Tiger Woods and Phil Mickelson were part of the first Ryder Cup committee that came out of the task force following the infamous 2014 matches. Woods has been among the three players on the six-member committee ever since as part of a veteran crew.
Now the committee is going younger.
Jordan Spieth and Justin Thomas have been added to the committee that includes PGA of America president Jim Richerson, vice president John Lindert and CEO Seth Waugh.
Thomas, who has played on the past two teams, said he was surprised to be approached and considered it an honor.
“I feel like it’s important to me,” he said. “I hope to be playing the Ryder Cup the next 20 years. At least if I’m not playing, which I hope to be, I want to be part of it somehow to help us win.”
Spieth has played every Ryder Cup since Gleneagles in 2014.
“Very excited,” Spieth said. “The job is mainly more helping to pick the captain, talk about the players’ experience on and off the golf course, how it can be improved, what frees us up to play our best golf. It was nice having the last Ryder Cup, being on the side of knowing what was successful. I think I can provide useful input having been on four teams.”
Spieth said the first meeting was two weeks ago during the AT&T Pebble Beach Pro-Am.
“A lot of them were asking questions to me and Justin,” he said. “The cool part about it was the questions they asked of us, and we were blatantly honest, from clothes we were wearing to ceremonies to how many dinners we’re doing, what kind of recovery tools and methods we had and access to that.
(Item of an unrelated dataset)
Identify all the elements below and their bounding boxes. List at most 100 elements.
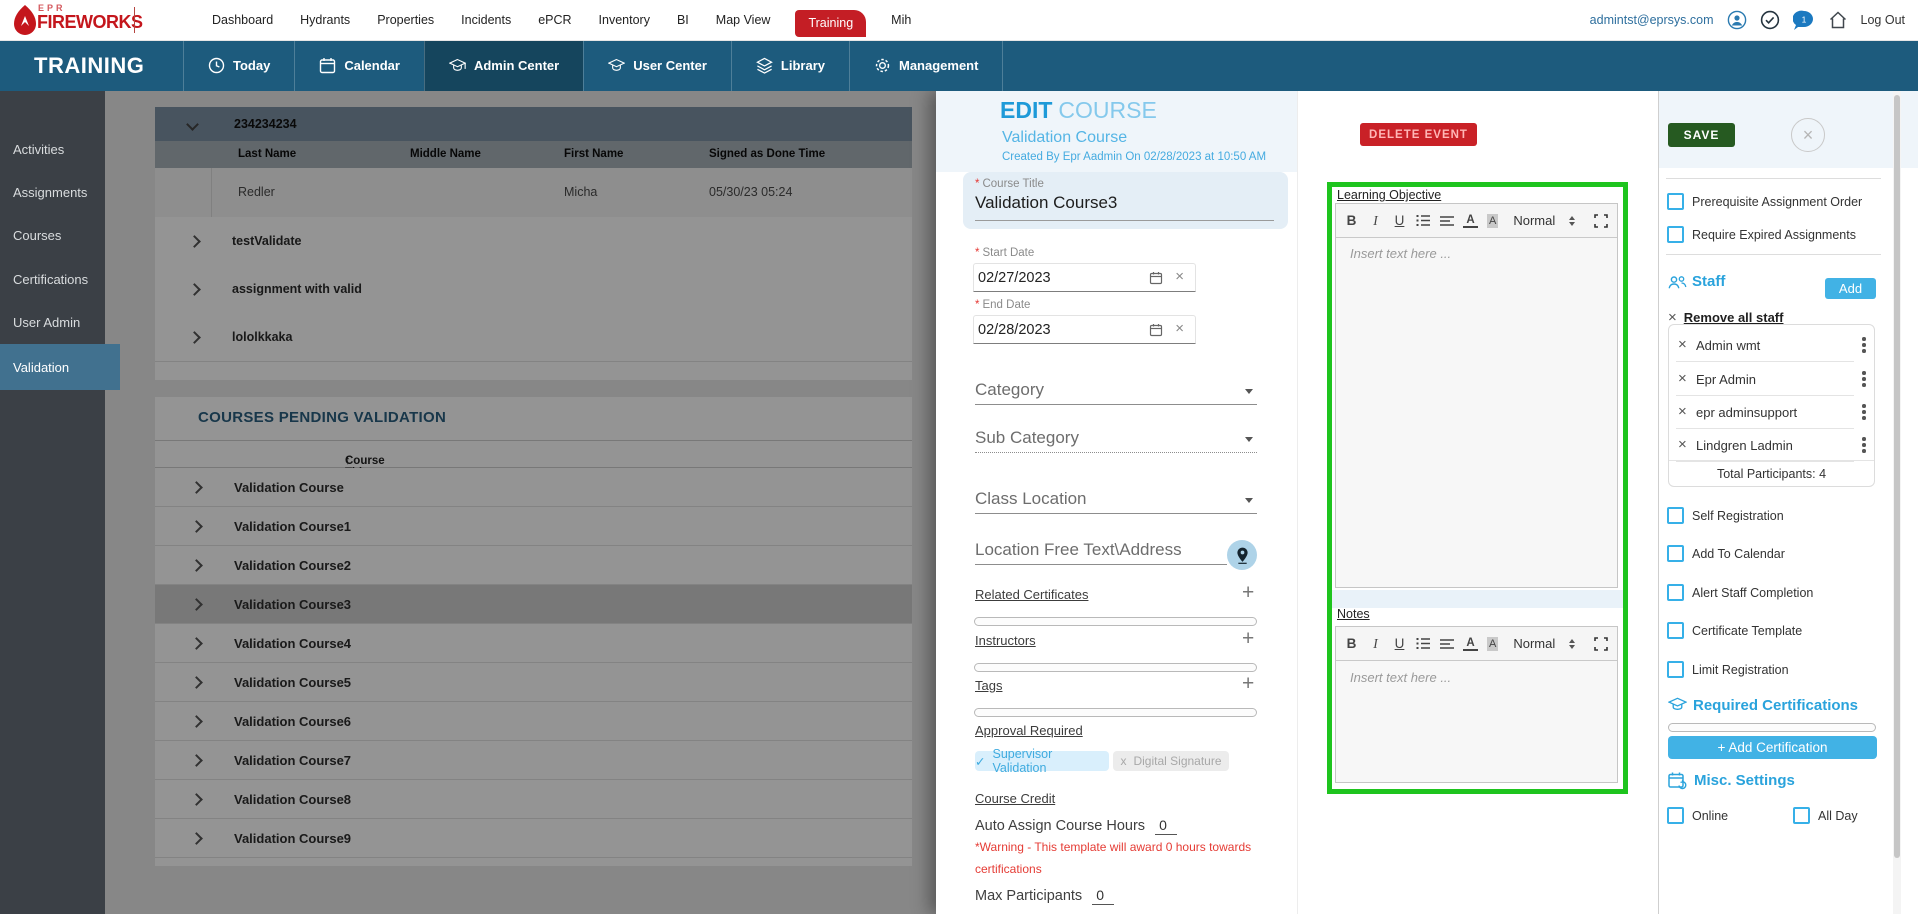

It was a good start.”
The PGA Tour will also be listening to some new voices as Webb Simpson and Peter Malnati were voted co-chairs of the Players Advisory Council, which advises and consults the PGA Tour board of directors on tour issues.
They were elected over Patrick Cantlay and Billy Horschel, and they will join the board next year to serve three-year terms.
“I feel like these are important times on the tour and I care a lot about the direction of the tour,” Malnati said. “We’re making decisions that are affecting the direction of the PGA Tour for decades. I want to have a seat in that room. I was thrilled that enough of my peers wanted me to be there as well.”
Information from The Associated Press was used in this report.